La provincia continúa bajo los efectos de la borrasca Leonardo, un temporal que está dejando lluvias intensas, crecidas de ríos y problemas en la red viaria, además de avisos meteorológicos por viento y deshielos. La combinación de precipitaciones continuadas y un suelo saturado está provocando incidencias en carreteras, desbordamientos puntuales y un seguimiento constante de los cauces fluviales, especialmente en comarcas como Sanabria, Sayago, Aliste y Tierra de Tábara.
Las administraciones insisten en la prudencia en los desplazamientos, mientras los servicios de emergencia y mantenimiento trabajan para minimizar riesgos en los puntos más afectados.
Uno de los principales focos de preocupación se sitúa en la red secundaria de carreteras, donde la acumulación de agua y el desbordamiento de arroyos próximos están dificultando la circulación.
En zonas como Sayago se pide especial cautela en el tramo que conecta Formariz y Fariza, mientras que en Tierra de Tábara se han detectado balsas de agua en la vía entre Ferreras de Arriba y Ferreras de Abajo.
También se han registrado incidencias en carreteras provinciales como la ZA-P-2327, entre la N-122 y Almendra, y en la ZA-P-1304, entre Torres del Carrizal y Cerecinos del Carrizal, donde ha sido necesario restringir parcialmente el tráfico por la presencia de importantes acumulaciones de agua sobre el firme. Estas condiciones ya han provocado salidas de vía, lo que ha llevado a reforzar la señalización y a pedir que se eviten desplazamientos innecesarios.
Los operarios de mantenimiento y el Parque de Maquinaria de la Diputación continúan trabajando para achicar agua y señalizar los puntos más conflictivos, con el objetivo de prevenir accidentes.
La situación hidrológica mantiene en vilo a numerosos municipios de la provincia.

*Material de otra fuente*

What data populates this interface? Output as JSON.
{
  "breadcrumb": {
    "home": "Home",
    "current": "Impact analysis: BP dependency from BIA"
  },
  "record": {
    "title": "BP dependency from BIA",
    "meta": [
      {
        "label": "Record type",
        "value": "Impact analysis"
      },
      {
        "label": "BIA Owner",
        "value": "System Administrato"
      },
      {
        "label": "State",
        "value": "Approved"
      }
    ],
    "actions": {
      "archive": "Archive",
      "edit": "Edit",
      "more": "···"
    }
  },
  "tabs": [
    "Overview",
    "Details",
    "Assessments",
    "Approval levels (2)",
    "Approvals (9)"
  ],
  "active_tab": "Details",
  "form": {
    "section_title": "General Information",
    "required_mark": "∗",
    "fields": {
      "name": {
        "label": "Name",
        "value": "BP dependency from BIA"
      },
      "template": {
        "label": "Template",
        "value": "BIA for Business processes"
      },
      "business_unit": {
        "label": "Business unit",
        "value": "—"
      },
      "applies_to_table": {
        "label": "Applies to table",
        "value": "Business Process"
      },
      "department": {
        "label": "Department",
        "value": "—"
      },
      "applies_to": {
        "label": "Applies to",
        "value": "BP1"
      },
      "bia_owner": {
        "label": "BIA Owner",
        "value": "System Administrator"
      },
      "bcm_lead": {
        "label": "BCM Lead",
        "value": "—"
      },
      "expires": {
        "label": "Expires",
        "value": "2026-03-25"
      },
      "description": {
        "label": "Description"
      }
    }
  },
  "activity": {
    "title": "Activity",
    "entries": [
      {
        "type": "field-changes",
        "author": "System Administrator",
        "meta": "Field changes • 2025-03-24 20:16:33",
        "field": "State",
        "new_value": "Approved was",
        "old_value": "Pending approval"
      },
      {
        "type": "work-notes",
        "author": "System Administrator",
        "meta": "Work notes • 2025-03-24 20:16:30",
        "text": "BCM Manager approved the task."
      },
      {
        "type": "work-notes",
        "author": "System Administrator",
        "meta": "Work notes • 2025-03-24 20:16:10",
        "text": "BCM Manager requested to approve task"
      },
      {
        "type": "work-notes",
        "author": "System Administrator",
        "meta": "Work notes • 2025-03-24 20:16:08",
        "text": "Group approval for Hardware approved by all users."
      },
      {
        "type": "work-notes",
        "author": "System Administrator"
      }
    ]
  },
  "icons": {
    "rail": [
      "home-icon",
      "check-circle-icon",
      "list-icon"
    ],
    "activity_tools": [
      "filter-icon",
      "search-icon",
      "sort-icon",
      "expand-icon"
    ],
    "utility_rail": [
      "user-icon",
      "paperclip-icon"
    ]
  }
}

En Sanabria, varios ríos han experimentado crecidas que han llegado a afectar a caminos y zonas próximas a los núcleos urbanos. Es el caso del río de Onor a su paso por Rihonor de Castilla y del río Negro en Santa Eulalia de Rionegro, donde el aumento del caudal se mantiene bajo estrecha vigilancia.
El río Castro también se ha desbordado en tramos de San Miguel de Castro y Puebla de Sanabria, obligando a cortar caminos tradicionales y accesos rurales.
A estos puntos se suman otros municipios incluidos en los avisos de la Confederación Hidrográfica del Duero, con estaciones de aforo activas en Toro, por la crecida del Duero; Manganeses de la Polvorosa y Santa Cristina de la Polvorosa, en el río Órbigo; Puebla de Sanabria, Camarzana de Tera y Mózar, en el río Tera; y Benegiles, en el Valderaduey.
En el caso de Toro, la subida del nivel del Duero ha llevado al Ayuntamiento a cerrar accesos al Puente de Piedra y a la zona de La Bardada como medida preventiva, ante el riesgo de desbordamientos en la vega. Desde el consistorio se recuerda que el terreno se encuentra muy encharcado y que el caudal mantiene una tendencia ascendente, por lo que se insiste en respetar la señalización y evitar las zonas inundables.
En la capital zamorana, el concejal de Seguridad Ciudadana ha hecho un llamamiento al sentido común, subrayando que el caudal del Duero, aunque elevado, se mantiene dentro de registros conocidos y bajo vigilancia constante.
Especial atención merece el río Valderaduey, que puede experimentar crecidas rápidas y afectar a municipios aguas abajo en poco tiempo.
Además del impacto de las lluvias, la Agencia Estatal de Meteorología mantiene avisos por viento y deshielos, especialmente en Sanabria, donde se esperan rachas fuertes y acumulaciones de agua derivadas del aumento de temperaturas en zonas de montaña.
Las autoridades reiteran la recomendación de extremar la precaución, evitar paseos junto a los ríos y asegurar objetos que puedan verse afectados por el viento, mientras el temporal continúa marcando la actualidad en la provincia.